There is an increasing need for effective biomarkers which can reliably predict the response to novel therapeutics acting as angiogenesis inhibitors or as vascular disrupting agents in vivo, and the RGD-based ligand, [¹⁸F]fluciclatide, is very promising in this respect. Given the haemodynamic context of angiogenesis, the uptake characteristics of a good biomarker should be independent of blood flow. Consequently, the objective of this study, which is of scientific relevance to the use of this and possibly other RGD-based ligands, was to assess the dependency of [¹⁸F]fluciclatide uptake on perfusion. The major finding of the study is that, at the voxel level, [¹⁸F]fluciclatide retention is not correlated with perfusion measured by [¹⁵O]H₂O uptake. We contrast this finding with a good agreement, as expected, between [¹⁵O]H₂O uptake and [¹⁸F]fluciclatide delivery suggesting that the lack of correlation between [¹⁵O]H₂O uptake and [¹⁸F]fluciclatide retention was not due to noise. Incidentally, the two-tissue compartment model which we validated for [¹⁸F]fluciclatide in our previous report proved to be appropriate also for this dataset, and the mean k₃/k₄ ratio obtained in this study (5.39 ± 1.46) was in good agreement with the results obtained in lung metastases (k₃/k₄ = 6.09 ± 3.04).

The main limit in this initial study is the small sample size, as only four out of seven patients successfully completed both scans, which hampered the quantification of the relationship between K₁ of [¹⁵O]H₂O and [¹⁸F]fluciclatide k₃/k₄ at the VOI level.

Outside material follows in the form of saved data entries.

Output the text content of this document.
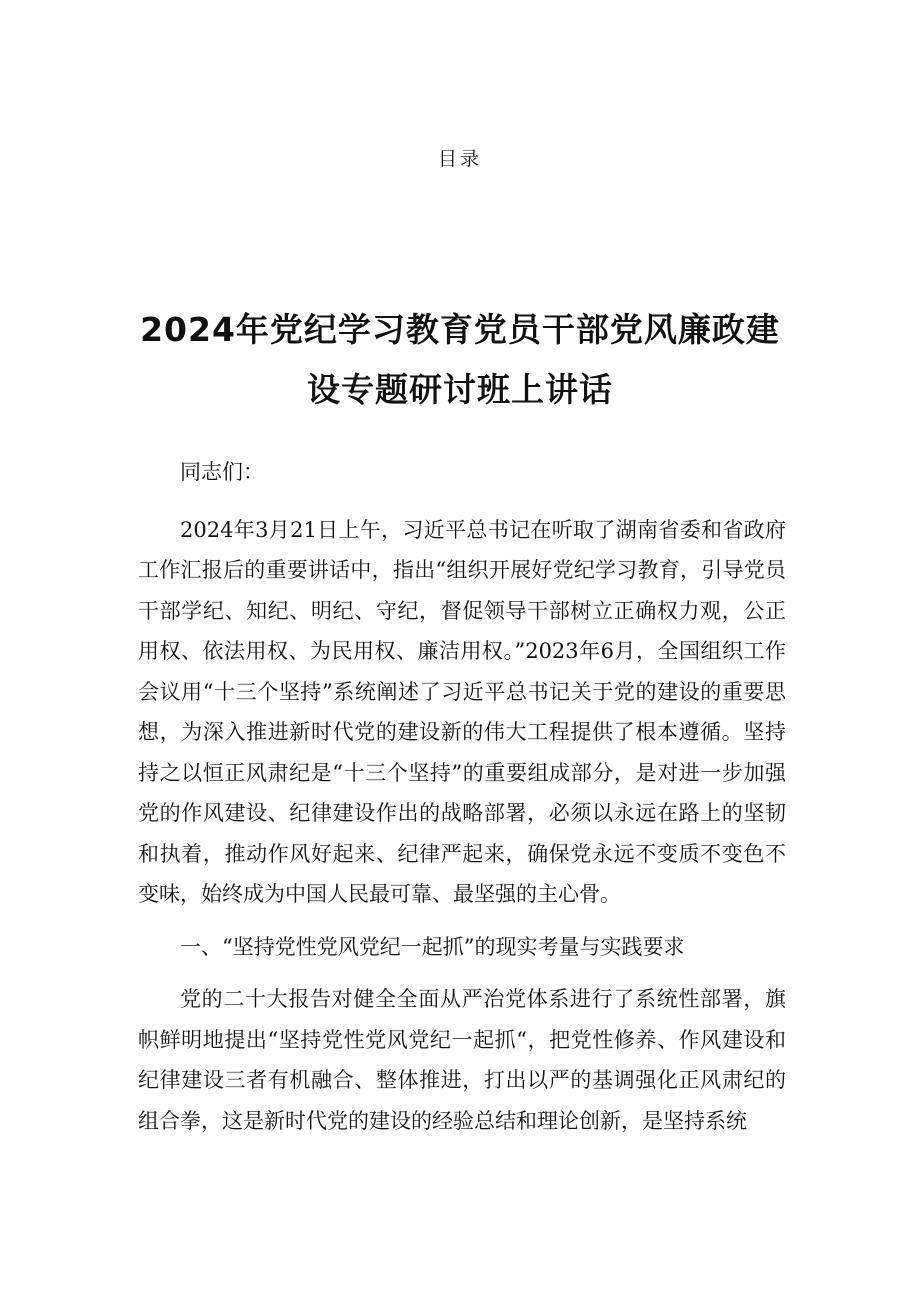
目录
2024年党纪学习教育党员干部党风廉政建
设专题研讨班上讲话

同志们：

2024年3月21日上午，习近平总书记在听取了湖南省委和省政府工作汇报后的重要讲话中，指出“组织开展好党纪学习教育，引导党员干部学纪、知纪、明纪、守纪，督促领导干部树立正确权力观，公正用权、依法用权、为民用权、廉洁用权。”2023年6月，全国组织工作会议用“十三个坚持”系统阐述了习近平总书记关于党的建设的重要思想，为深入推进新时代党的建设新的伟大工程提供了根本遵循。坚持持之以恒正风肃纪是“十三个坚持”的重要组成部分，是对进一步加强党的作风建设、纪律建设作出的战略部署，必须以永远在路上的坚韧和执着，推动作风好起来、纪律严起来，确保党永远不变质不变色不变味，始终成为中国人民最可靠、最坚强的主心骨。

一、“坚持党性党风党纪一起抓”的现实考量与实践要求

党的二十大报告对健全全面从严治党体系进行了系统性部署，旗帜鲜明地提出“坚持党性党风党纪一起抓“，把党性修养、作风建设和纪律建设三者有机融合、整体推进，打出以严的基调强化正风肃纪的组合拳，这是新时代党的建设的经验总结和理论创新，是坚持系统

In this regard our future plan is to test further these preliminary findings on a larger cohort of subjects and also to apply/develop appropriate noise-reduction approaches which will allow us to compare K₁ maps of [¹⁵O]H₂O and k₃/k₄ of [¹⁸F]fluciclatide at the voxel level.

Conclusion

In conclusion, these preliminary results support the view that [¹⁸F]fluciclatide binding (retention) is not dependent on perfusion, highlighting the potential of this radiotracer in the study of receptors expressed on the neovasculature. The study supports the use of late imaging protocols (60 min post injection) for assessment of [¹⁸F]fluciclatide uptake.